Remarking on France's general attitude at the EU ministerial on Monday, one EU diplomat said its "hawkish" tone is linked to the fact that President Nicolas Sarkozy has an election to win next year.

Another diplomat reported that France is "not playing ball" on letting Nato take over command of the Libyan no-fly operation from France, the UK and the US because "they want to be the glorious ones."

Juppe said that Arab countries do not want to see Nato in Libya. And he underlined that: "It is not a Nato operation, but under the UN, with Arab countries, US and Canada and the European Union."
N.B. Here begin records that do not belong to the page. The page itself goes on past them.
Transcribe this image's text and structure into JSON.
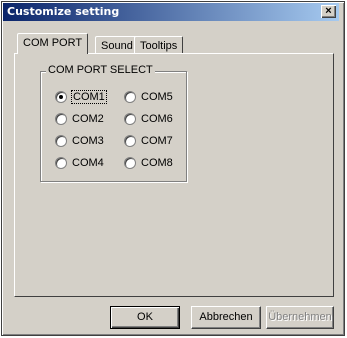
{
  "window": {
    "title": "Customize setting",
    "close_label": "×"
  },
  "tabs": [
    {
      "label": "COM PORT",
      "active": true
    },
    {
      "label": "Sound",
      "active": false
    },
    {
      "label": "Tooltips",
      "active": false
    }
  ],
  "group": {
    "title": "COM PORT SELECT"
  },
  "ports": [
    {
      "label": "COM1",
      "selected": true
    },
    {
      "label": "COM2",
      "selected": false
    },
    {
      "label": "COM3",
      "selected": false
    },
    {
      "label": "COM4",
      "selected": false
    },
    {
      "label": "COM5",
      "selected": false
    },
    {
      "label": "COM6",
      "selected": false
    },
    {
      "label": "COM7",
      "selected": false
    },
    {
      "label": "COM8",
      "selected": false
    }
  ],
  "buttons": {
    "ok": "OK",
    "cancel": "Abbrechen",
    "apply": "Übernehmen",
    "apply_enabled": false
  },
  "colors": {
    "face": "#d4d0c8",
    "titlebar_start": "#0a246a",
    "titlebar_end": "#a6caf0"
  }
}
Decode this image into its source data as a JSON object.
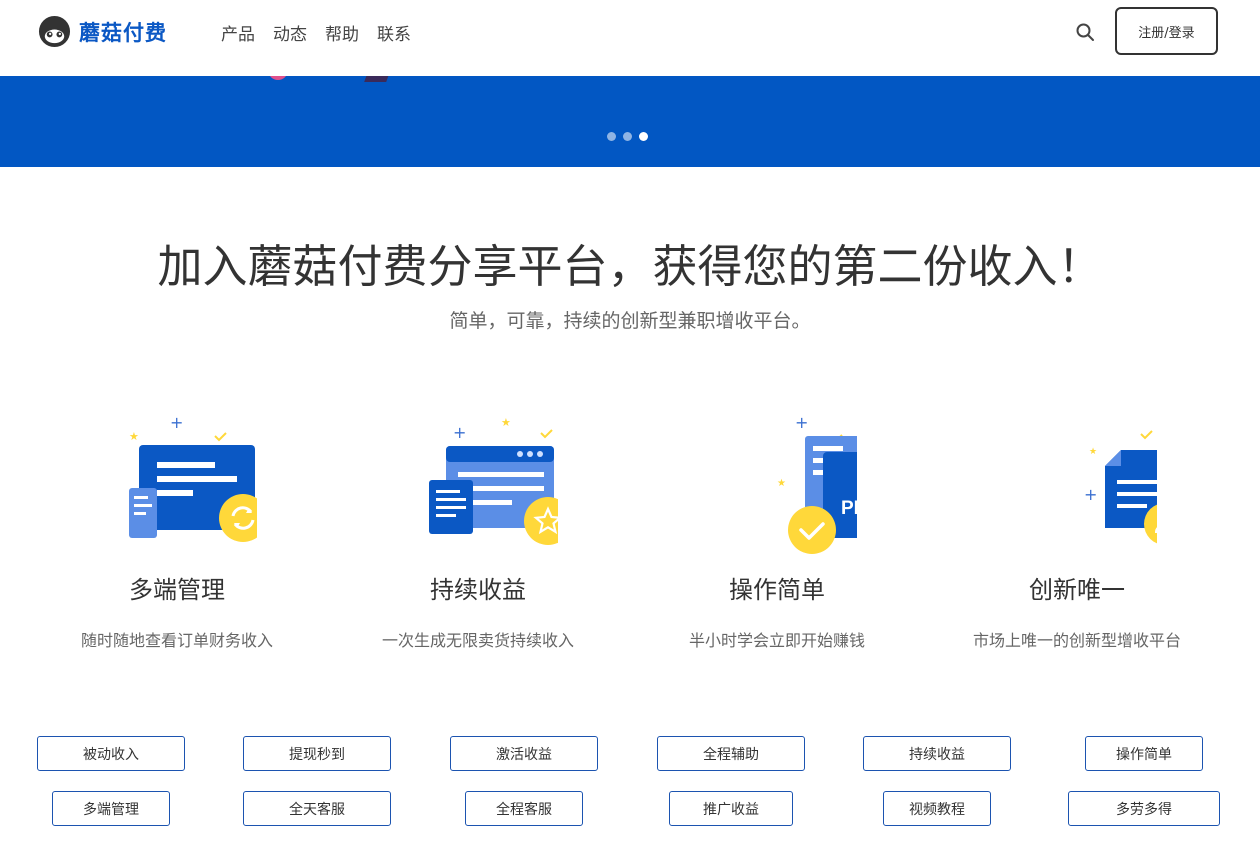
{
  "header": {
    "logo_text": "蘑菇付费",
    "nav": [
      "产品",
      "动态",
      "帮助",
      "联系"
    ],
    "login_label": "注册/登录"
  },
  "banner": {
    "slide_count": 3,
    "active_slide": 3
  },
  "hero": {
    "headline": "加入蘑菇付费分享平台，获得您的第二份收入！",
    "subline": "简单，可靠，持续的创新型兼职增收平台。"
  },
  "features": [
    {
      "title": "多端管理",
      "desc": "随时随地查看订单财务收入",
      "icon": "multi-device-sync-icon"
    },
    {
      "title": "持续收益",
      "desc": "一次生成无限卖货持续收入",
      "icon": "window-star-icon"
    },
    {
      "title": "操作简单",
      "desc": "半小时学会立即开始赚钱",
      "icon": "pdf-check-icon",
      "icon_text": "PDF"
    },
    {
      "title": "创新唯一",
      "desc": "市场上唯一的创新型增收平台",
      "icon": "document-user-icon"
    }
  ],
  "tags": [
    [
      "被动收入",
      "提现秒到",
      "激活收益",
      "全程辅助",
      "持续收益",
      "操作简单"
    ],
    [
      "多端管理",
      "全天客服",
      "全程客服",
      "推广收益",
      "视频教程",
      "多劳多得"
    ]
  ],
  "colors": {
    "brand_blue": "#0b58c4",
    "banner_blue": "#0257c3",
    "accent_yellow": "#ffd83a",
    "tag_border": "#1c54b0"
  }
}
Juppe and EU foreign affairs chief Catherine Ashton both played down the idea of an EU split on Libya after Bulgaria, Germany, Poland and Malta - for a variety of reasons - said they would play no part in military action.

"I don't accept that we're in a situation that is comparable to what has happened in any other situation, particularly 2003," Ashton said, referring to the EU rift over Iraq.

Germany reportedly said it is happy for Nato-earmarked resources to be used in the no-fly mission. Poland said it is keen to step in post-Gaddafi to use its own revolutionary experience to help build a new intelligence service, identify credible leaders in the opposition and set up a transitional parliament.

In two statements in line with Gaddafi propaganda, Bulgarian leader Boyko Borisov on Monday said the Libya campaign is all about "oil and the future exploitation of Libyan oil" and Russian PM Vladimir Putin compared it to "a medieval call to a crusade."

A Bulgarian diplomat said the quote was taken out of context in a long interview and that Borisov later said the campaign was "legitimate."

Other EU diplomats noted there is genuine concern that the bombing campaign will not remove Gaddafi from power, raising the prospect either of an Iraq-type ground invasion led by France or of having to do business with Gaddafi again.

"The outcome is far from certain ... so some people are trying to undermine the coalition and to put themselves in first place [in terms of Gaddafi relations] if the coalition fails," an EU source said.